Silvano não tinha ideia de quem fosse. Aborreceu se, imaginando tratar se de um trote. Não obstante, leu o livro, interessando-se de imediato pelos princípios codificados por Allan Kardec, que ofereciam confortadoras respostas às suas indagações existenciais. Não se limitou aos lançamentos mensais. Comprava livros, às pencas, nas livrarias espíritas. Lia-os sofregamente, como viajor sedento em pleno deserto que encontrasse abençoada fonte...
Compreendeu que o acidente fazia parte de suas provações e que de nada lhe adiantaria entregar-se à depressão. Decidiu mudar seu comportamento.
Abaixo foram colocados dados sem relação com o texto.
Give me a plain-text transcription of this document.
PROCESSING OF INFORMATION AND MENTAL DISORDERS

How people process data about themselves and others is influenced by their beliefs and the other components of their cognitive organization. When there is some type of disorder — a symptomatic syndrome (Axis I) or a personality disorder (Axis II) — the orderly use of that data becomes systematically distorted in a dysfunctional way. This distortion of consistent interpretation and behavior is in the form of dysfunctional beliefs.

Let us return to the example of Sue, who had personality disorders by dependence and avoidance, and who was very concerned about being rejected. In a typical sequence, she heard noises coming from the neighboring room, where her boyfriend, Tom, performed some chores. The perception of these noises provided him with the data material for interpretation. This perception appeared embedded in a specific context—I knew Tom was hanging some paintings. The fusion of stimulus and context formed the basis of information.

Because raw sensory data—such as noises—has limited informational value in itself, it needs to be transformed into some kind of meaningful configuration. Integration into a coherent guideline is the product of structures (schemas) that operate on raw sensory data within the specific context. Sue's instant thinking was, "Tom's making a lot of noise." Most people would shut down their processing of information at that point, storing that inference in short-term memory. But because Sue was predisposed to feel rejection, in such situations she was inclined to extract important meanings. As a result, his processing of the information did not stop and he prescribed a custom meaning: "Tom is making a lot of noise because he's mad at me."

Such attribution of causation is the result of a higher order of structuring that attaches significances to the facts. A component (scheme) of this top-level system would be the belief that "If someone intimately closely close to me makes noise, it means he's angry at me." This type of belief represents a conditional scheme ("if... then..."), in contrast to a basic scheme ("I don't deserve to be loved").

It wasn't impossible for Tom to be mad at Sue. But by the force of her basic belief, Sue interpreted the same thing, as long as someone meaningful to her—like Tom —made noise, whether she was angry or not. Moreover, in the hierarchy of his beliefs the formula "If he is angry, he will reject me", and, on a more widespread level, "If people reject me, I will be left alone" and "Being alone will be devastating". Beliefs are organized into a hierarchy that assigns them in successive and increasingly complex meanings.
Superou a agressividade. . . Dispôs-se a deixar o quarto, até então seu refúgio de todas as horas... Tornou-se mais comunicativo. Os familiares acompanhavam, agradavelmente surpreendidos, sua transformação. Quase todos se interessaram por aqueles livros que trouxeram de volta à Vida alguém que pretendia apenas morrer.
Quis conversar com o motorista que o atropelara. Recebeu-o, gentil. O visitante era pessoa simpática, expansiva. Conversaram longamente, até que Silvano dispôs-se a falar do acidente, isentando-o de culpa.
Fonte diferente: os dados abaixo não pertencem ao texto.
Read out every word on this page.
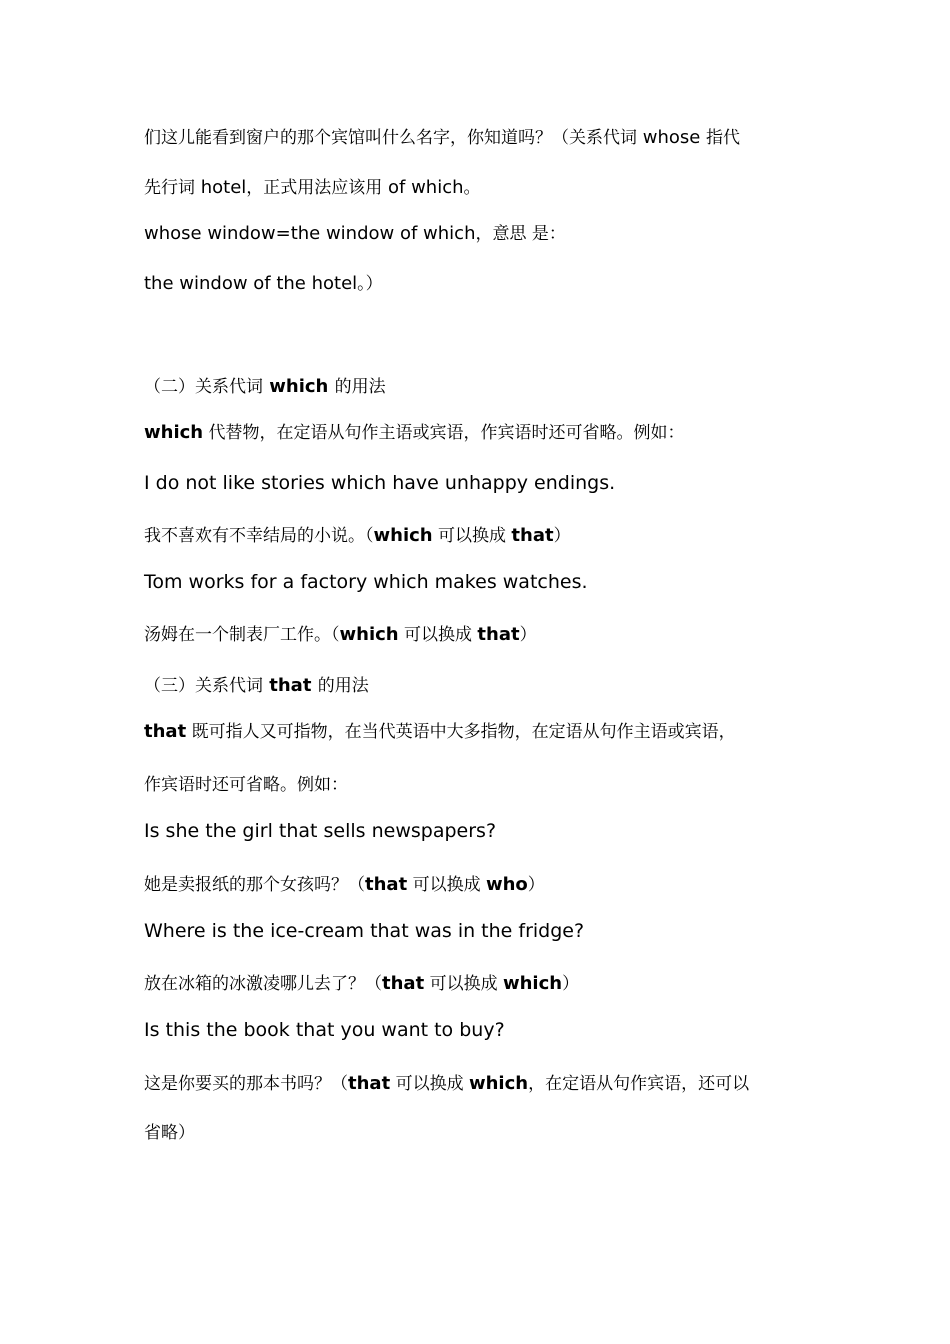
们这儿能看到窗户的那个宾馆叫什么名字，你知道吗？（关系代词 whose 指代

先行词 hotel，正式用法应该用 of which。

whose window=the window of which，意思 是：

the window of the hotel。）

（二）关系代词 which 的用法

which 代替物，在定语从句作主语或宾语，作宾语时还可省略。例如：

I do not like stories which have unhappy endings.

我不喜欢有不幸结局的小说。（which 可以换成 that）

Tom works for a factory which makes watches.

汤姆在一个制表厂工作。（which 可以换成 that）

（三）关系代词 that 的用法

that 既可指人又可指物，在当代英语中大多指物，在定语从句作主语或宾语，

作宾语时还可省略。例如：

Is she the girl that sells newspapers?

她是卖报纸的那个女孩吗？（that 可以换成 who）

Where is the ice-cream that was in the fridge?

放在冰箱的冰激凌哪儿去了？（that 可以换成 which）

Is this the book that you want to buy?

这是你要买的那本书吗？（that 可以换成 which，在定语从句作宾语，还可以

省略）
— Faz parte de minhas provações a situação atual, Mas estou reagindo. Sei agora que a imobilidade das pernas não é nada se nos movimentarmos pelos caminhos interiores, cultivando bom ânimo e coragem...
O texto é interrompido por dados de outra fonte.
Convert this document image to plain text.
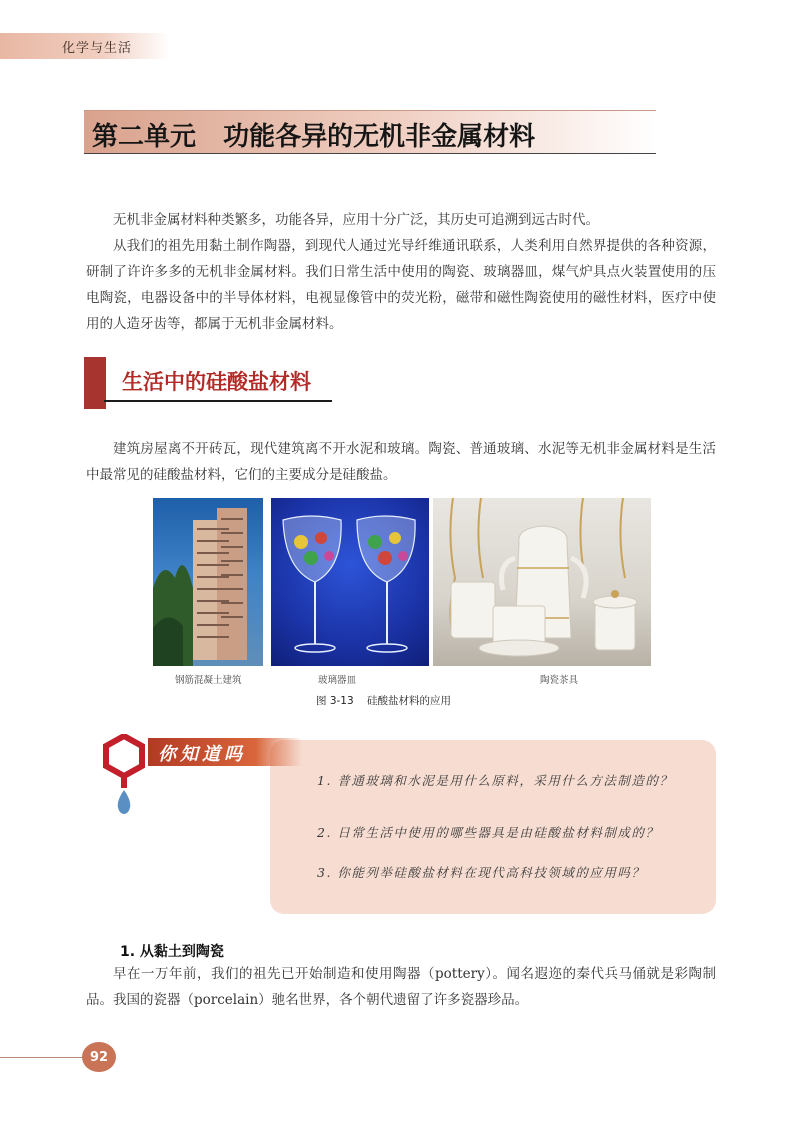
化学与生活
第二单元   功能各异的无机非金属材料

无机非金属材料种类繁多，功能各异，应用十分广泛，其历史可追溯到远古时代。

从我们的祖先用黏土制作陶器，到现代人通过光导纤维通讯联系，人类利用自然界提供的各种资源，研制了许许多多的无机非金属材料。我们日常生活中使用的陶瓷、玻璃器皿，煤气炉具点火装置使用的压电陶瓷，电器设备中的半导体材料，电视显像管中的荧光粉，磁带和磁性陶瓷使用的磁性材料，医疗中使用的人造牙齿等，都属于无机非金属材料。

生活中的硅酸盐材料

建筑房屋离不开砖瓦，现代建筑离不开水泥和玻璃。陶瓷、普通玻璃、水泥等无机非金属材料是生活中最常见的硅酸盐材料，它们的主要成分是硅酸盐。

钢筋混凝土建筑	玻璃器皿	陶瓷茶具
图 3-13    硅酸盐材料的应用
你知道吗

1. 普通玻璃和水泥是用什么原料，采用什么方法制造的？

2. 日常生活中使用的哪些器具是由硅酸盐材料制成的？

3. 你能列举硅酸盐材料在现代高科技领域的应用吗？

1. 从黏土到陶瓷

早在一万年前，我们的祖先已开始制造和使用陶器（pottery）。闻名遐迩的秦代兵马俑就是彩陶制品。我国的瓷器（porcelain）驰名世界，各个朝代遗留了许多瓷器珍品。

92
— Vejo com alegria que o Tempo encarregou-se de ajudá-lo a superar o problema. Embora sem culpa no acidente, estive sempre preocupado com o amigo...
— Pois não se preocupe mais. Estou bem consciente de que não há sofrimentos indevidos, nem situações difíceis motivadas pelo acaso. Tudo tem razão de ser. E devo dizer-lhe que muito mais que ao Tempo, devo minha atual disposição a um benfeitor desconhecido, abençoado irmão, que me ofereceu um presente inestimável.
Após falar dos livros recebidos, Silvano concluiu:
— Tornei-me espírita. Melhor dizendo, estou tentando. Não é fácil, porquanto tenho muitas deficiências. Nesse empenho, desejava avistar-me com duas pessoas: você, para pedir-lhe perdão por minha indelicadeza na época do acidente, e com o autor do presente, que me renovou a existência. Infelizmente, não sei quem é. Preferiu o anonimato.
O visitante sorri, emocionado e esclarece:
— Não posso dizer que fico feliz por ter sido um instrumento para seu resgate, mas rejubilo-me por ter contribuído em favor de sua iniciação espírita. A assinatura do Clube foi presente meu...
Perdemos muito tempo percorrendo lojas de quinquilharias, à procura de originalidades inúteis para presentear amigos e familiares, relegando ao esquecimento uma opção insuperável: o Livro Espírita, esta cornucópia mágica de abundantes flores de esperança e conforto e frutos sazonados de renovação e paz.